A Nightingale flies from the Ukraine to Glasgow
Something out of the ordinary will take place in the Kelvingrove Art Gallery and Museum on Sunday 18 March at 3pm. During the concert on that day a song composed by the father of Russian classical music, Mikhail Glinka, will be sung by pupils from Glasgow Russian School who are members of the new Singing Studio there. Glinka wrote the song using a poem entitled ‘The Nightingale’ by a local poet when he was a guest on the estate of his friends the Tarnovskys. Their estate was Kachanovka, in the Ukraine. The current representative of the Tarnovsky family, and former owner of the estate, Mrs Tanya Hine, OBE, lives in Bearsden, and will be at the concert with members of her family. Mrs Hine will hear the song written on her family’s estate performed in Russian by schoolchildren of Russian heritage along with Russkaya Cappella, the adult Scottish choir that sings Russian music.

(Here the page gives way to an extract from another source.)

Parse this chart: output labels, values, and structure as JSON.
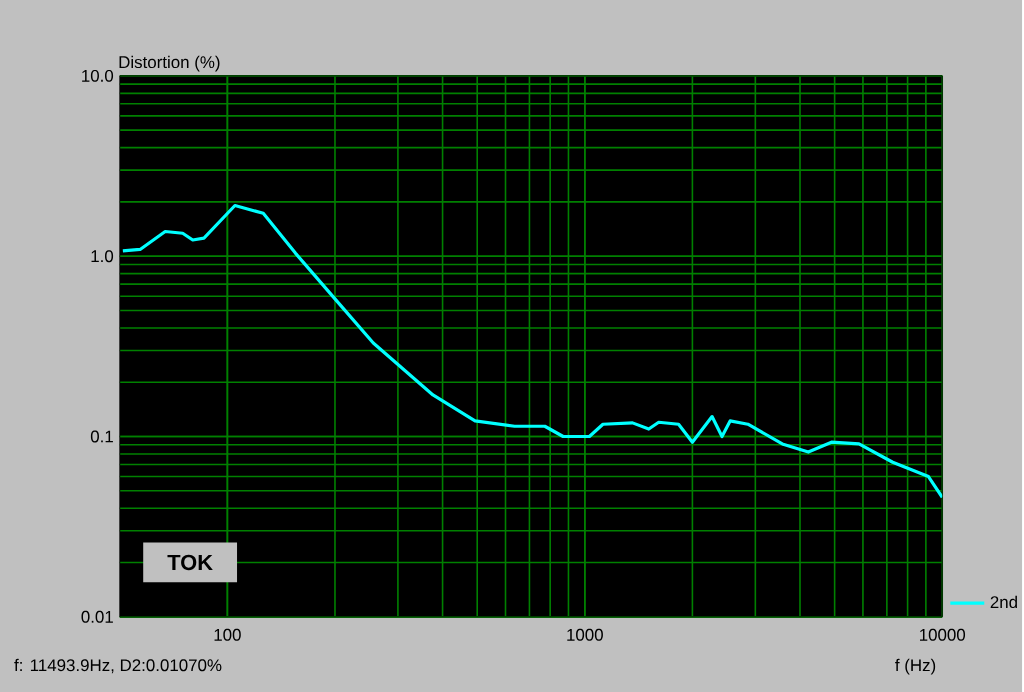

Said Svetlana Zvereva, co – director of Russkaya Cappella: ‘It’s remarkable that Scotland now has enough children to form a children’s choir singing in Russian. Sometimes the children are of purely Russian parentage or have one parent from one of the republics of the former Soviet Union. Whatever their background, these children now have the chance, through the Glasgow Russian School, of preserving their Russian cultural heritage, including its musical component.This is also enriching Scotland’s artistic traditions.’